On a warm Sunday morning I drive towards Willsons Downfall (a name commemorating a broken axle), and turn off to the old settlers cemetery. It’s unlike any other I’ve visited. It’s quite unkempt: the graves are scattered, and often hidden by tall grass. My only guide are slightly trodden paths through the grass: I keep a close watch, fearing snakes and the odd lurking tree root out to trip the unwary. On the Australian Cemeteries Index it’s listed in the category “Lonely graves”: it also fits into another class of cemeteries: the abandoned ones. I had to hunt for gravestones, as I hunt for native orchids, seeing more as my eye became attuned. Some of the gravestones are covered in lichen: the inscriptions and images on some are worn away; some lean.

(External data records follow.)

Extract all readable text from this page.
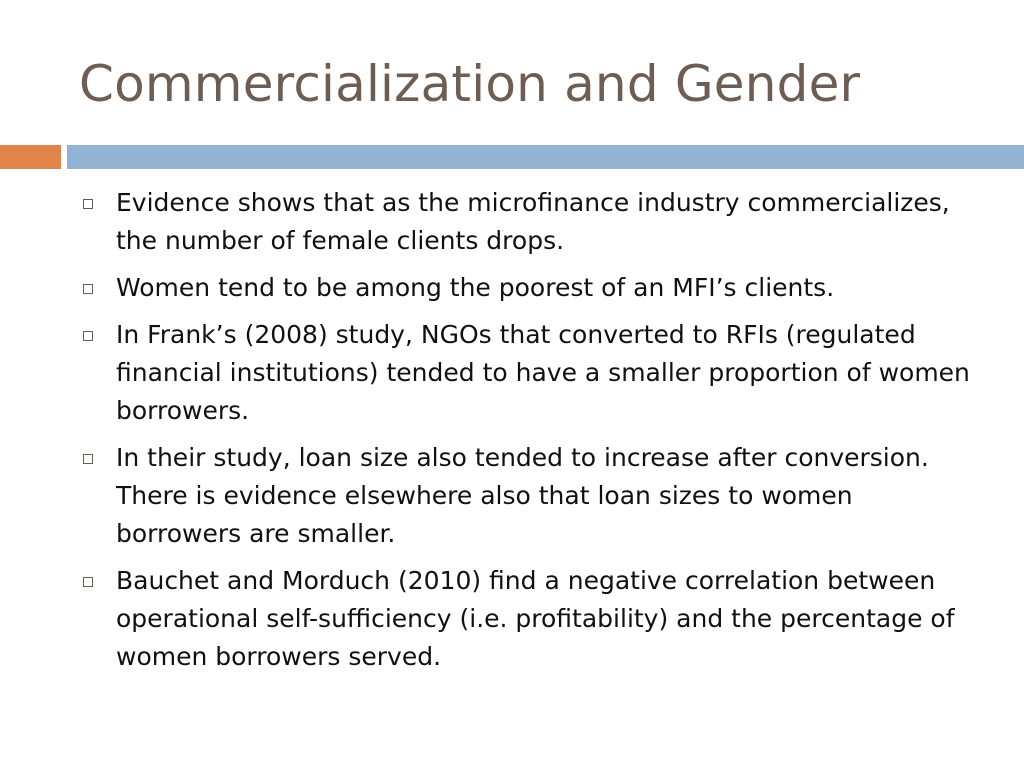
Commercialization and Gender
Evidence shows that as the microfinance industry commercializes, the number of female clients drops.
Women tend to be among the poorest of an MFI’s clients.
In Frank’s (2008) study, NGOs that converted to RFIs (regulated financial institutions) tended to have a smaller proportion of women borrowers.
In their study, loan size also tended to increase after conversion. There is evidence elsewhere also that loan sizes to women borrowers are smaller.
Bauchet and Morduch (2010) find a negative correlation between operational self-sufficiency (i.e. profitability) and the percentage of women borrowers served.
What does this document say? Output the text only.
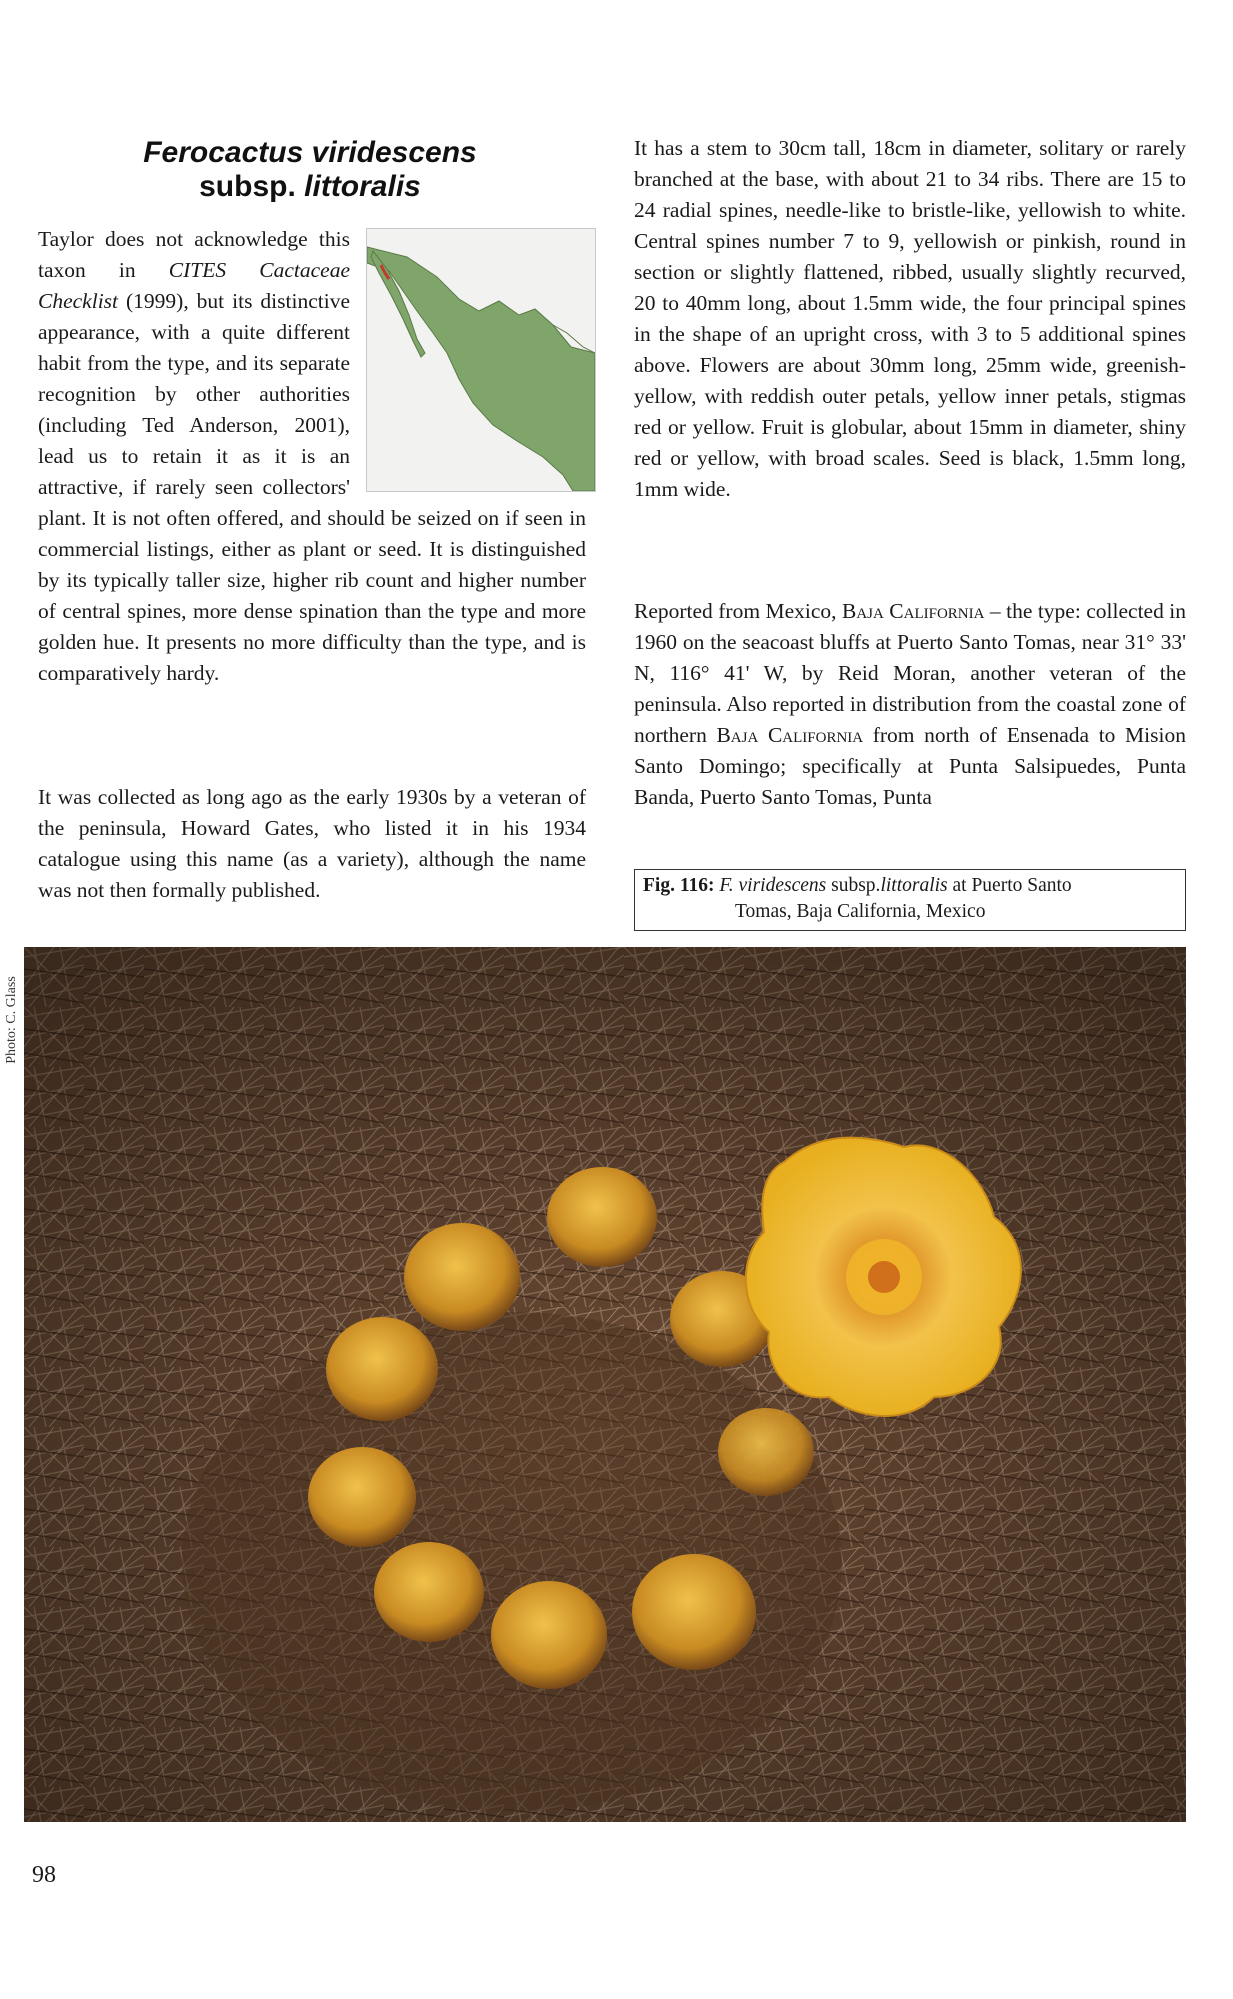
Ferocactus viridescens
subsp. littoralis

Taylor does not acknowledge this taxon in CITES Cactaceae Checklist (1999), but its distinctive appearance, with a quite different habit from the type, and its separate recognition by other authorities (including Ted Anderson, 2001), lead us to retain it as it is an attractive, if rarely seen collectors' plant. It is not often offered, and should be seized on if seen in commercial listings, either as plant or seed. It is distinguished by its typically taller size, higher rib count and higher number of central spines, more dense spination than the type and more golden hue. It presents no more difficulty than the type, and is comparatively hardy.

It was collected as long ago as the early 1930s by a veteran of the peninsula, Howard Gates, who listed it in his 1934 catalogue using this name (as a variety), although the name was not then formally published.

It has a stem to 30cm tall, 18cm in diameter, solitary or rarely branched at the base, with about 21 to 34 ribs. There are 15 to 24 radial spines, needle-like to bristle-like, yellowish to white. Central spines number 7 to 9, yellowish or pinkish, round in section or slightly flattened, ribbed, usually slightly recurved, 20 to 40mm long, about 1.5mm wide, the four principal spines in the shape of an upright cross, with 3 to 5 additional spines above. Flowers are about 30mm long, 25mm wide, greenish-yellow, with reddish outer petals, yellow inner petals, stigmas red or yellow. Fruit is globular, about 15mm in diameter, shiny red or yellow, with broad scales. Seed is black, 1.5mm long, 1mm wide.

Reported from Mexico, Baja California – the type: collected in 1960 on the seacoast bluffs at Puerto Santo Tomas, near 31° 33' N, 116° 41' W, by Reid Moran, another veteran of the peninsula. Also reported in distribution from the coastal zone of northern Baja California from north of Ensenada to Mision Santo Domingo; specifically at Punta Salsipuedes, Punta Banda, Puerto Santo Tomas, Punta

Fig. 116: F. viridescens subsp.littoralis at Puerto Santo
Tomas, Baja California, Mexico
Photo: C. Glass
98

As always in a graveyard one is left wondering. Why did Charlie die when he was only 19? Why couldn’t the family say goodbye to Patrick? What ended baby Troy’s short life? Did his grandmother really see the grave’s embrace of her husband William as tender? After all he was only 43: he should still have been in her tender embrace.
I’ve visited before, a long time ago. From that visit I remember an echidna burrowing down amongst the concrete surrounds of one grave; and a cluster of creamy white orchids curling round a tree bole. Today, only the bright unseasonal purple of hardenbergia.